If you use MLflow and kedro-mlflow for the Kedro pipeline runs monitoring, the plugin will automatically enable support for:

  • starting the experiment when the pipeline starts,

  • logging all the parameters, tags, metrics and artifacts under unified MLFlow run.

To make sure that the plugin discovery mechanism works, add kedro-mlflow as a dependencies to src/requirements.in and run:

$ pip-compile src/requirements.in > src/requirements.txt 
$ kedro install
$ kedro mlflow init

Then, adjust the kedro-mlflow configuration and point to the mlflow server by editing conf/local/mlflow.yml and adjusting mlflow_tracking_uri key. Then, build the image:

$ kedro docker build

And re-push the image to the remote registry.

If kedro-mlflow is not installed as dependency and configuration is not in place (missing kedro mlflow init), the MLflow experiment will not be initialized and available for pipeline tasks in Apache Airflow DAG.

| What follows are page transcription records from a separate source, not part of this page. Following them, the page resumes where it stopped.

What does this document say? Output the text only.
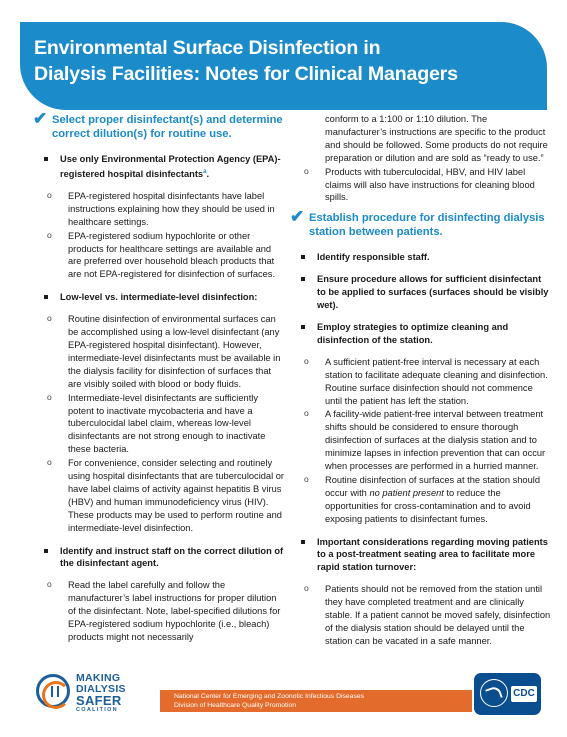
Environmental Surface Disinfection in
Dialysis Facilities: Notes for Clinical Managers
✔ Select proper disinfectant(s) and determine correct dilution(s) for routine use.
Use only Environmental Protection Agency (EPA)-registered hospital disinfectants$^a$.
o EPA-registered hospital disinfectants have label instructions explaining how they should be used in healthcare settings.
o EPA-registered sodium hypochlorite or other products for healthcare settings are available and are preferred over household bleach products that are not EPA-registered for disinfection of surfaces.
Low-level vs. intermediate-level disinfection:
o Routine disinfection of environmental surfaces can be accomplished using a low-level disinfectant (any EPA-registered hospital disinfectant). However, intermediate-level disinfectants must be available in the dialysis facility for disinfection of surfaces that are visibly soiled with blood or body fluids.
o Intermediate-level disinfectants are sufficiently potent to inactivate mycobacteria and have a tuberculocidal label claim, whereas low-level disinfectants are not strong enough to inactivate these bacteria.
o For convenience, consider selecting and routinely using hospital disinfectants that are tuberculocidal or have label claims of activity against hepatitis B virus (HBV) and human immunodeficiency virus (HIV). These products may be used to perform routine and intermediate-level disinfection.
Identify and instruct staff on the correct dilution of the disinfectant agent.
o Read the label carefully and follow the manufacturer’s label instructions for proper dilution of the disinfectant. Note, label-specified dilutions for EPA-registered sodium hypochlorite (i.e., bleach) products might not necessarily
conform to a 1:100 or 1:10 dilution. The manufacturer’s instructions are specific to the product and should be followed. Some products do not require preparation or dilution and are sold as “ready to use.”
o Products with tuberculocidal, HBV, and HIV label claims will also have instructions for cleaning blood spills.
✔ Establish procedure for disinfecting dialysis station between patients.
Identify responsible staff.
Ensure procedure allows for sufficient disinfectant to be applied to surfaces (surfaces should be visibly wet).
Employ strategies to optimize cleaning and disinfection of the station.
o A sufficient patient-free interval is necessary at each station to facilitate adequate cleaning and disinfection. Routine surface disinfection should not commence until the patient has left the station.
o A facility-wide patient-free interval between treatment shifts should be considered to ensure thorough disinfection of surfaces at the dialysis station and to minimize lapses in infection prevention that can occur when processes are performed in a hurried manner.
o Routine disinfection of surfaces at the station should occur with no patient present to reduce the opportunities for cross-contamination and to avoid exposing patients to disinfectant fumes.
Important considerations regarding moving patients to a post-treatment seating area to facilitate more rapid station turnover:
o Patients should not be removed from the station until they have completed treatment and are clinically stable. If a patient cannot be moved safely, disinfection of the dialysis station should be delayed until the station can be vacated in a safe manner.
MAKING
DIALYSIS
SAFER
COALITION
National Center for Emerging and Zoonotic Infectious Diseases
Division of Healthcare Quality Promotion
CDC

Authentication to MLflow API

Given that Airflow has access to GOOGLE_APPLICATION_CREDENTIALS variable, it’s possible to configure plugin to use Google service account to authenticate to secured MLflow API endpoint, by generating OAuth2 token.

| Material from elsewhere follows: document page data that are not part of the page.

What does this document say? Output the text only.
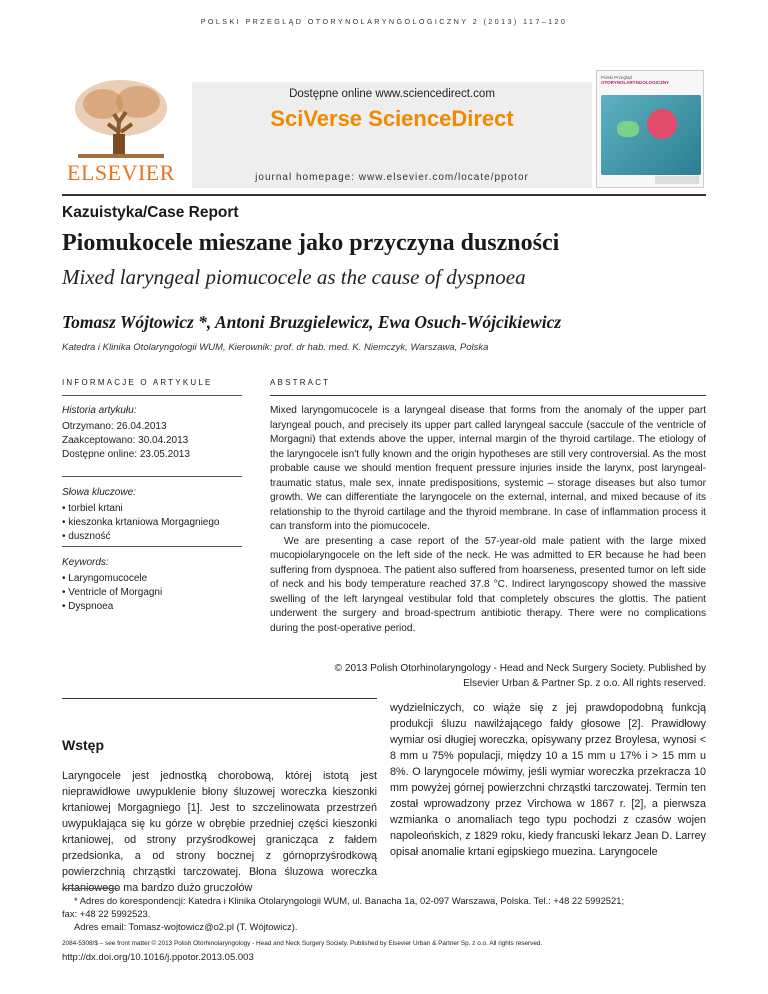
POLSKI PRZEGLĄD OTORYNOLARYNGOLOGICZNY 2 (2013) 117–120
ELSEVIER
Dostępne online www.sciencedirect.com
SciVerse ScienceDirect
journal homepage: www.elsevier.com/locate/ppotor
Polski Przegląd
OTORYNOLARYNGOLOGICZNY
Kazuistyka/Case Report
Piomukocele mieszane jako przyczyna duszności
Mixed laryngeal piomucocele as the cause of dyspnoea
Tomasz Wójtowicz *, Antoni Bruzgielewicz, Ewa Osuch-Wójcikiewicz
Katedra i Klinika Otolaryngologii WUM, Kierownik: prof. dr hab. med. K. Niemczyk, Warszawa, Polska
INFORMACJE O ARTYKULE	ABSTRACT
Historia artykułu:
Otrzymano: 26.04.2013
Zaakceptowano: 30.04.2013
Dostępne online: 23.05.2013
Słowa kluczowe:
• torbiel krtani
• kieszonka krtaniowa Morgagniego
• duszność
Keywords:
• Laryngomucocele
• Ventricle of Morgagni
• Dyspnoea

Mixed laryngomucocele is a laryngeal disease that forms from the anomaly of the upper part laryngeal pouch, and precisely its upper part called laryngeal saccule (saccule of the ventricle of Morgagni) that extends above the upper, internal margin of the thyroid cartilage. The etiology of the laryngocele isn't fully known and the origin hypotheses are still very controversial. As the most probable cause we should mention frequent pressure injuries inside the larynx, post laryngeal-traumatic status, male sex, innate predispositions, systemic – storage diseases but also tumor growth. We can differentiate the laryngocele on the external, internal, and mixed because of its relationship to the thyroid cartilage and the thyroid membrane. In case of inflammation process it can transform into the piomucocele.

We are presenting a case report of the 57-year-old male patient with the large mixed mucopiolaryngocele on the left side of the neck. He was admitted to ER because he had been suffering from dyspnoea. The patient also suffered from hoarseness, presented tumor on left side of neck and his body temperature reached 37.8 °C. Indirect laryngoscopy showed the massive swelling of the left laryngeal vestibular fold that completely obscures the glottis. The patient underwent the surgery and broad-spectrum antibiotic therapy. There were no complications during the post-operative period.

© 2013 Polish Otorhinolaryngology - Head and Neck Surgery Society. Published by
Elsevier Urban & Partner Sp. z o.o. All rights reserved.
Wstęp
Laryngocele jest jednostką chorobową, której istotą jest nieprawidłowe uwypuklenie błony śluzowej woreczka kieszonki krtaniowej Morgagniego [1]. Jest to szczelinowata przestrzeń uwypuklająca się ku górze w obrębie przedniej części kieszonki krtaniowej, od strony przyśrodkowej granicząca z fałdem przedsionka, a od strony bocznej z górnoprzyśrodkową powierzchnią chrząstki tarczowatej. Błona śluzowa woreczka krtaniowego ma bardzo dużo gruczołów
wydzielniczych, co wiąże się z jej prawdopodobną funkcją produkcji śluzu nawilżającego fałdy głosowe [2]. Prawidłowy wymiar osi długiej woreczka, opisywany przez Broylesa, wynosi < 8 mm u 75% populacji, między 10 a 15 mm u 17% i > 15 mm u 8%. O laryngocele mówimy, jeśli wymiar woreczka przekracza 10 mm powyżej górnej powierzchni chrząstki tarczowatej. Termin ten został wprowadzony przez Virchowa w 1867 r. [2], a pierwsza wzmianka o anomaliach tego typu pochodzi z czasów wojen napoleońskich, z 1829 roku, kiedy francuski lekarz Jean D. Larrey opisał anomalie krtani egipskiego muezina. Laryngocele
* Adres do korespondencji: Katedra i Klinika Otolaryngologii WUM, ul. Banacha 1a, 02-097 Warszawa, Polska. Tel.: +48 22 5992521;
fax: +48 22 5992523.
Adres email: Tomasz-wojtowicz@o2.pl (T. Wójtowicz).
2084-5308/$ – see front matter © 2013 Polish Otorhinolaryngology - Head and Neck Surgery Society. Published by Elsevier Urban & Partner Sp. z o.o. All rights reserved.
http://dx.doi.org/10.1016/j.ppotor.2013.05.003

All is required to have GOOGLE_APPLICATION_CREDENTIALS environment variable setup in Airflow installation and MLflow to be protected by Google as an issuer. The other thing is to have environment variable GOOGLE_AUDIENCE which indicates OAuth2 audience the token should be issued for.

Also, plugin configuration requires the following:

run_config:
  authentication:
    type: GoogleOAuth2

NOTE: Authentication is an optional element and is used when starting MLflow experiment, so if MLflow is enabled in project configuration. It does not setup authentication inside Kedro nodes, this has to be handled by the project. Check GoogleOAuth2Handler class for details.